Investors might not want to take shelter in Treasurys the next time volatility sears through the stock market.
Mihir Worah of Pimco says the ability of bond investments to serve as a hedge against a short-term dip in risky assets has weakened as growing inflation pressures erode the negative correlation between prices for equities and bonds.
This phenomenon came into focus earlier this year after the S&P 500 fell and the 10-year Treasury note yield rose, sending bond prices lower, for three weeks in a row. Yields and debt prices move in opposite directions.
That may be a shock for investors who have taken a negative stock-bond correlation for granted. That phenomenon, however, only came into being once inflation became well-behaved in the 2000s. With inflation on the rise, investors who thought they had hedged away the risk of equity weakness by buying bonds could find they’re still in hot water, said Worah, chief investment officer of asset allocation at the bond investing giant, in a Friday note.

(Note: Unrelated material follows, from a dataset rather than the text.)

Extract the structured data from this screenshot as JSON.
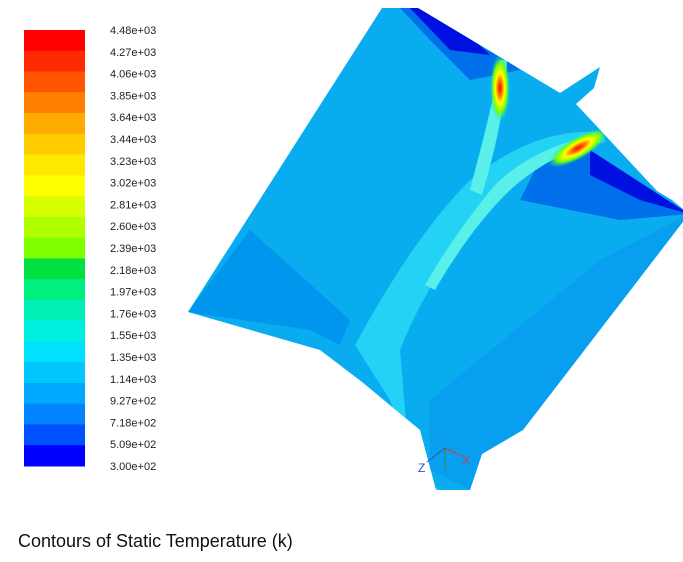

As noted in the chart below, the years between 1979 and 1999 were marked by higher inflation and a positive stock-bond correlation, where stocks and bond prices would fall and rise together. But after the turn of the millennium, the negative stock-bond correlation emerged.

Analysts cite the combination of higher oil prices, tight labor markets, loose fiscal spending and a relatively weak dollar as factors driving up inflation pressures. Higher prices corrode the value of bonds’ fixed-interest payments and heightens the risk of a more aggressive pace of monetary tightening, another bearish consideration for debt investors.
PCE inflation data, the Fed’s preferred inflation gauge, hit 2% year-over-year in March, matching the central bank’s target.
The shift to a relationship where stocks and bond prices move in sync also has elements of a self-fulfilling prophecy.
“Over the last several years, if an investor was worried about having too much equity risk, all one had to do was increase bond market exposure, and voilà, the equity risk was hedged. If this strategy no longer works, then investors turn to the next logical step to reduce equity risk: They sell equities! This explains some of the recent confusing price action in equity markets. The bond tail is wagging the equity dog,” said Worah.
But despite the diminishing power of bonds to offset every stock-market dip, he says the record of U.S. government paper is peerless when it comes to protecting investors’ portfolios from recessions over the last 60 years.
“No matter what the near-term correlations are between stocks and bonds, high quality U.S. government bonds have been good performers in nearly all recessions,” said Worah.
Bond prices tend to rise, pushing down yields, in economic slumps because central banks cut official interest rates to stimulate business investment, while muted consumer spending keeps a lid on inflation.
But some investors argue the cushion bonds provide could be more limited than before as rates remain historically low even after the recent climb in Treasury yields. The 10-year note yield briefly hit 3% last week, but has since fallen to 2.942% on Monday.
“Given where global bond yields stand currently, the ability of bonds to offset an equity market selloff is diminishing now,” said cross-asset strategists at Morgan Stanley.
They estimated that the 10-year Treasury yield would have to fall to around 1% to offset a 10% dip in equities for investors hewing to a traditional 60/40 portfolio, in which 60% of the money is funneled into stocks and 40% into bonds.
All the same, Worah and his colleagues at Pimco say U.S. Treasurys would outperform high-quality government paper issued elsewhere in a stock-market downturn. Yields for government bonds in Japan and Europe were lower than the U.S., and would thus have less room to fall.
The U.K. 10-year bond offers a yield of 1.422%, while the French 10-year bond gives 0.788%, according to Tradeweb data.